While the legal fight continues, “Several chemical companies have paid the taxes under protest, so the money can’t be spent while the lawsuit is pending,” according to the Washington Times report of Feb 2016.

Like all matters of tax and the law, the battle looks to be long and expensive, with both sides locking horns for their own self interests.

Previous tax laws have been implemented around the world that target specific industries, such as the UK’s recent introduction of a tax on soft drinks with a high sugar content. But tax laws like these are introduced as a health issue or other public benefit. For example, the tax will not only reduce national sugar consumption but, the money raised from the tax will also be spent on improving public health. As the BBC reports here, “Mr Osborne [the Finance Minister] said the money raised – an estimated £520m a year – will be spent on increasing the funding for sport in primary schools.”

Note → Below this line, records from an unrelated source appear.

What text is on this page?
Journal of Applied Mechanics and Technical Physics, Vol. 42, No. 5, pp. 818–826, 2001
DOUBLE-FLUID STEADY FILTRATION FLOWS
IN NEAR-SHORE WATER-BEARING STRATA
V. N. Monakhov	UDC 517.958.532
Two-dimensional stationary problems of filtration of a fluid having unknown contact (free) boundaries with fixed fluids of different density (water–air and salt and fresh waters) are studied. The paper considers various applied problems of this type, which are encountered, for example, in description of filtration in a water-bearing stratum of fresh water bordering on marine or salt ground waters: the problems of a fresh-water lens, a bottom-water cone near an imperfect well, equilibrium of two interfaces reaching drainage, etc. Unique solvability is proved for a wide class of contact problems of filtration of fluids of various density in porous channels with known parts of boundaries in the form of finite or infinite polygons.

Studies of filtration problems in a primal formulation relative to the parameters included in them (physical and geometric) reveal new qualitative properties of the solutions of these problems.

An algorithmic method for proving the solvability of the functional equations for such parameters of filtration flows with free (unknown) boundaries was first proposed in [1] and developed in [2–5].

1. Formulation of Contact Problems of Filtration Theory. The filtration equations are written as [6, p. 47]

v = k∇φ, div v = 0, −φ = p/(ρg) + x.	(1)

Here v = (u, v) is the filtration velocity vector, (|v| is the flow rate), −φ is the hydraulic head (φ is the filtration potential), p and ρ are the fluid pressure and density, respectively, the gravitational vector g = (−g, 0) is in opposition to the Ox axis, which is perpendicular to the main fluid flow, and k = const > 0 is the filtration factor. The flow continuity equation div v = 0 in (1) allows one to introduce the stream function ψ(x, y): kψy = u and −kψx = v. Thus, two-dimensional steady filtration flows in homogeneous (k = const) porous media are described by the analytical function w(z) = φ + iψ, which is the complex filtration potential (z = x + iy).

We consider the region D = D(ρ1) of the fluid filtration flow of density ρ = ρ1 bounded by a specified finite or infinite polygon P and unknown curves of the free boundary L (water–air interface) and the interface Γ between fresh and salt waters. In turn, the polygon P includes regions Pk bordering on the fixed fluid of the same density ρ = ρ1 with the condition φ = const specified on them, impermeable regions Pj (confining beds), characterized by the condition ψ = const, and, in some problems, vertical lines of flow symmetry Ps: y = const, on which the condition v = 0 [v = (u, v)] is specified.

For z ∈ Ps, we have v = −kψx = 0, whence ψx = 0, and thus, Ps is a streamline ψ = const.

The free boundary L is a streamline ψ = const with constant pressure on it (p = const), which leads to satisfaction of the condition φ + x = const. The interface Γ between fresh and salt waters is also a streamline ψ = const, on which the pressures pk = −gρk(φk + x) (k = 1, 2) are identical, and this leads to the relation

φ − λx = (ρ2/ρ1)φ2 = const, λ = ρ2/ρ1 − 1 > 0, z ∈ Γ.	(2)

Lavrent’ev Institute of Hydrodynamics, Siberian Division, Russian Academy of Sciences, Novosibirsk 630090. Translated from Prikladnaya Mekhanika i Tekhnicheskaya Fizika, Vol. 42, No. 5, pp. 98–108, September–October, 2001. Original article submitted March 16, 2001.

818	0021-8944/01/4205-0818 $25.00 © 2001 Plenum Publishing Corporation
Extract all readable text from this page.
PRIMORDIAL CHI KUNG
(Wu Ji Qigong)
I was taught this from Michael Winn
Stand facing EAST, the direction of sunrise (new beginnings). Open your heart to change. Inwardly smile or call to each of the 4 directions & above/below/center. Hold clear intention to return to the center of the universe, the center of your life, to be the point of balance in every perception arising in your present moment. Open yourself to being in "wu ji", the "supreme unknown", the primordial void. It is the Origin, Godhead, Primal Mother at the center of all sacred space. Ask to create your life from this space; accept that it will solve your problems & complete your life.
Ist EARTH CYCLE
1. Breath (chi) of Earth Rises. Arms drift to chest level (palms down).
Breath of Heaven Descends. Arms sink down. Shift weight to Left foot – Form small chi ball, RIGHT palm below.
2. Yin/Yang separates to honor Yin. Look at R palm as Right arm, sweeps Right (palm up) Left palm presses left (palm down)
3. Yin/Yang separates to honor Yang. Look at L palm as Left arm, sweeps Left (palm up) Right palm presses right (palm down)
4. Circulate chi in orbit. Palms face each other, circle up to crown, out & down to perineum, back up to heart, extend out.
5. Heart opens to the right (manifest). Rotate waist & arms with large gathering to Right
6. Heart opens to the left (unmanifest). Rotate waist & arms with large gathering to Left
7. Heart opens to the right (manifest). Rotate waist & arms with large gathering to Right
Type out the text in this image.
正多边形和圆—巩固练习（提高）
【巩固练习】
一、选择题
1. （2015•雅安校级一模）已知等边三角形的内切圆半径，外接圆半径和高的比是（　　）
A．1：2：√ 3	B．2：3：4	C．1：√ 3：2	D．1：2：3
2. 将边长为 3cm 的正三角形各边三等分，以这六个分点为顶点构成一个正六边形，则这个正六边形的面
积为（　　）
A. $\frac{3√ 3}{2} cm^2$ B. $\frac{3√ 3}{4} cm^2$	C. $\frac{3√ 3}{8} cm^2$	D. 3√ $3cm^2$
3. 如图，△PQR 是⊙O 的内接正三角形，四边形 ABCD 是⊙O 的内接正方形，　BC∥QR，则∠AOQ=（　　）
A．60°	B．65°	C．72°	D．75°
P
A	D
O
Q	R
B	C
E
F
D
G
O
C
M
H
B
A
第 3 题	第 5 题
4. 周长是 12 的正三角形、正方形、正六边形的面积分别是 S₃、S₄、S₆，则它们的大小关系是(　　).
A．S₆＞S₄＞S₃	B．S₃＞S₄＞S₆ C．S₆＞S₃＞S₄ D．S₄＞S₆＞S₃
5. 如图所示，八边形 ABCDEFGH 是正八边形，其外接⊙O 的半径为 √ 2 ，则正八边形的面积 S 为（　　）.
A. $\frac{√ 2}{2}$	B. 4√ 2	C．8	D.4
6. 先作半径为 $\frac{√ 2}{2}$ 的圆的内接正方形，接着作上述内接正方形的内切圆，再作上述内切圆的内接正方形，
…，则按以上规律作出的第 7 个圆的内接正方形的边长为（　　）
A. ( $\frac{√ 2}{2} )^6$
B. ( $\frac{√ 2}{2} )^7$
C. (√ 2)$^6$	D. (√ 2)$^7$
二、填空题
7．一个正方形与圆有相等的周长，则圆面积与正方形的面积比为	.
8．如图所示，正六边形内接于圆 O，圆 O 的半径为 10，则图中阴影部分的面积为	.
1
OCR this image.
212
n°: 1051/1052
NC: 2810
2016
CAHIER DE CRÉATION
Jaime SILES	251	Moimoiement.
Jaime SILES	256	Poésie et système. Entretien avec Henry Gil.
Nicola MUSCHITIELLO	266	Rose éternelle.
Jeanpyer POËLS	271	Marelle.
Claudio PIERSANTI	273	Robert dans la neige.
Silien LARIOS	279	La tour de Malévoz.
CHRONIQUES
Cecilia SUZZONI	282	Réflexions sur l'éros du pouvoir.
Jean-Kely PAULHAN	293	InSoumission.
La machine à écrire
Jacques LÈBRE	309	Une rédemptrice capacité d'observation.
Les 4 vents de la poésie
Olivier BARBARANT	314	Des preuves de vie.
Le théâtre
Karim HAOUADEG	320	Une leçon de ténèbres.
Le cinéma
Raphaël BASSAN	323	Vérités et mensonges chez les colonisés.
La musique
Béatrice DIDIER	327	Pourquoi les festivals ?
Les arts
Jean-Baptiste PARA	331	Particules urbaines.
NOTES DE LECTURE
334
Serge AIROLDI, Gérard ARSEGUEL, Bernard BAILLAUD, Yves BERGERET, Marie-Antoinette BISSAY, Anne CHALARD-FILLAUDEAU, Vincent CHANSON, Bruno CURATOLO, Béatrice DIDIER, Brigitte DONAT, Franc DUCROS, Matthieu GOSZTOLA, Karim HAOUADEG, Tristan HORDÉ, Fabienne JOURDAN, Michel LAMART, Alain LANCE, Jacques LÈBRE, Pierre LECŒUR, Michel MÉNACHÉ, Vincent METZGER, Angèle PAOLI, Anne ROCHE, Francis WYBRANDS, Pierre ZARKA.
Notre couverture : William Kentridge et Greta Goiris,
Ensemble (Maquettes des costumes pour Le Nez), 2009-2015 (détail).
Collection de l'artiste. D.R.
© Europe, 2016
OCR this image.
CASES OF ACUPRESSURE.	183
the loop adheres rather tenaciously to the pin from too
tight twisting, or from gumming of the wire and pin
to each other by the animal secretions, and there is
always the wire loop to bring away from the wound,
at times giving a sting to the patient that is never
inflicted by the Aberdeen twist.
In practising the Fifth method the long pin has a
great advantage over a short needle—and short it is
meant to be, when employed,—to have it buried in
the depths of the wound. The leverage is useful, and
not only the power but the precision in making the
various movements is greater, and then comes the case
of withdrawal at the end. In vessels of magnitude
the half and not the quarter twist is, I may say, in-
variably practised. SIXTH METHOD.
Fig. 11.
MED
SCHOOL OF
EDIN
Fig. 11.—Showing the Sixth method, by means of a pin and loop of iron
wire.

While much of the LCA’s case focuses on the technicality of the law’s implementation, it has left industry heads and academics wondering if it fair or reasonable for a tax law to be changed to target a single business sector. Taxes on alcohol, cigarettes and petrol are all public health issues. But whilst the chemicals industry gets much bad press for ‘poisoning the planet’ or ‘creating toxic waste’, the fact remains that responsible chemical businesses provide the products that are vital for modern life. Without the chemicals industry, our world would step back 100 years. So why target the sector with tax laws?

Meanwhile, the LCA’s lawsuit looks set to continue. To find out the result, just watch this space.